Given this, in order to move an element leftward and down, you would give it a negative x and a positive y value, like this:

translateX(-5em) translateY(33px)

That is in fact a valid transform value, as we’ll see in just a bit. Its effect is to translate (move) the element five ems to the left and 33 pixels down.

If you want to transform something in three-dimensional space, then you add a z-axis value. This axis is the one that “sticks out” of the display and runs straight through your head. In a theoretical sense, that is. Positive z values are closer to you, and negative z values are further away from you. In this regard, it’s exactly like the z-index property.

So let’s say that we want to take the element we moved before and add a z-axis value:

translateX(-5em) translateY(33px) translateZ(200px)

Now the element will appear 200 pixels closer to us than it would be without the z value.

Well you might wonder exactly how an element can be moved 200 pixels closer to you, given that holographic displays are regrettably rare and expensive. How many molecules of air between you and your monitor are equivalent to 200 pixels? What does an element moving closer to you even look like, and what happens if it gets *too* close? These are excellent questions that we’ll get to later on. For now, just accept that moving an element along the z-axis appears to move it closer or farther away.

The really important thing to remember is that every element carries its own frame of reference and so considers its axes with respect to itself. That is to say, if you rotate an element, the axes rotate along with it, as illustrated in *Figure 1-2*. Any further transforms are calculated with respect to those rotated axes, not the axes of the display.

*Figure 1-2.** Elemental frames of reference*

Speaking of rotations, the other coordinate system used in CSS transforms is a spherical system, which describes angles in 3D space. It’s illustrated in *Figure 1-3*.

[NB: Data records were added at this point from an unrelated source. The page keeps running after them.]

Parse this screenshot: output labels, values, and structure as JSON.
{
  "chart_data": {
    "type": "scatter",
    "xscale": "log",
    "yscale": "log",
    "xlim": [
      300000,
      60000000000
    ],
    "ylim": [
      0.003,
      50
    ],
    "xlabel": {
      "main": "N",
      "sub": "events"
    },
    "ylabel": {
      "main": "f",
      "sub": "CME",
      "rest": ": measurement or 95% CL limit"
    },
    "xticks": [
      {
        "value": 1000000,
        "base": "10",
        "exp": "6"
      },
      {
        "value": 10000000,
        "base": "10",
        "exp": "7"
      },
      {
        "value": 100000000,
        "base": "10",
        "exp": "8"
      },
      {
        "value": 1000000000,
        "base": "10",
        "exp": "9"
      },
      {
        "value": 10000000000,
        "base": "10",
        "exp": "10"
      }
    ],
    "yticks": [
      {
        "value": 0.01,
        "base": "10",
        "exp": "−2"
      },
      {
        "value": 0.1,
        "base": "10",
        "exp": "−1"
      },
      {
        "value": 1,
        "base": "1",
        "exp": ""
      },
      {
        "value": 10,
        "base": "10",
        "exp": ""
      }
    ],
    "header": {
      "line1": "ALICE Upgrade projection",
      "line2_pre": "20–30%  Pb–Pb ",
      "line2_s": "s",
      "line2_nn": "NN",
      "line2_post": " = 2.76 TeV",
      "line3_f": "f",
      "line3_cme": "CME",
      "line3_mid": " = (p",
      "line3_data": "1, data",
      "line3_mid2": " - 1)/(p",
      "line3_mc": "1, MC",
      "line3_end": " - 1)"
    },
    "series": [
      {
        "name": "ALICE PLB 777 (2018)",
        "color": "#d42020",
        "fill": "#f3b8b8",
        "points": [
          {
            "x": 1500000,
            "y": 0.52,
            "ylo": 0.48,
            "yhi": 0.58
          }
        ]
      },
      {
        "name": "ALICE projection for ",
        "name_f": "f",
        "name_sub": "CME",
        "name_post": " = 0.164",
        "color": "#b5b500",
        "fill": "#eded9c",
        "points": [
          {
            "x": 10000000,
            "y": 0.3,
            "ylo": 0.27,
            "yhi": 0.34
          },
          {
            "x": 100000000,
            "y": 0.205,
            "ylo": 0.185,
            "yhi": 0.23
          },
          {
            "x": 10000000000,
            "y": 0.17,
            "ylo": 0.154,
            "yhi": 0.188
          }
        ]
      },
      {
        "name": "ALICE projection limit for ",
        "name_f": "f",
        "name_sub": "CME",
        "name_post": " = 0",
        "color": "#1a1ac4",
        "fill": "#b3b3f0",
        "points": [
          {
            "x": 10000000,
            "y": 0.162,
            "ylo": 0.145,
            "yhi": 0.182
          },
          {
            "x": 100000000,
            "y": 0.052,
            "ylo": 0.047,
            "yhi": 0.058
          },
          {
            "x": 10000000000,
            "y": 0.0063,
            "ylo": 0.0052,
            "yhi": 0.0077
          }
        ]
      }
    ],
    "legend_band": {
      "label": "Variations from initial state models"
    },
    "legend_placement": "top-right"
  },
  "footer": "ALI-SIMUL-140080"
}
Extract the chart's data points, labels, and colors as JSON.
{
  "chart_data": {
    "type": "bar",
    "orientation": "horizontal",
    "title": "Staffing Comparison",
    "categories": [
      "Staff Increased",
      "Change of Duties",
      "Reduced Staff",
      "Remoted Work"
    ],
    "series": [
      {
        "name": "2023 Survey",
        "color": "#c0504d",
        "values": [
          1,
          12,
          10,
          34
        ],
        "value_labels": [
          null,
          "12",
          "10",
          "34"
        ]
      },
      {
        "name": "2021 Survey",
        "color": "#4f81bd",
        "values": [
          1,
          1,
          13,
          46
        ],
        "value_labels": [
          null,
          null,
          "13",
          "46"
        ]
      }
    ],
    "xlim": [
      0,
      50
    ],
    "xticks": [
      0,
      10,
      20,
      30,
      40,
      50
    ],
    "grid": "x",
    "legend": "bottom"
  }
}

*Figure 1-3.** The spherical coordinate system used in CSS transforms*

For the purposes of 2D transforms, you only have to worry about a single 360-degree polar system: the one that sits on the plane described by the x- and y-axes. When it comes to rotations, a 2D rotation actually describes a rotation around the z-axis. Similarly, rotations around the x-axis tilt the element toward or away from you, and rotations around the y-axis turn the element from side to side. These are illustrated in *Figure 1-4*.

*Figure 1-4.** Rotations around the three axes*

But back to 2D rotations. Suppose you wanted to rotate an element 45 degrees clockwise in the plane of the display (i.e., around the z-axis). The transform value you’re most likely to use is:

rotate(45deg)

Change that to –45deg, and the element will rotate counterclockwise (anticlockwise for our international friends) around the z-axis. In other words, it will rotate in the xy plane, as illustrated in *Figure 1-5*.

*Figure 1-5.** Rotations in the xy plane*

All right, now that we have our bearings, let’s get started with transforms!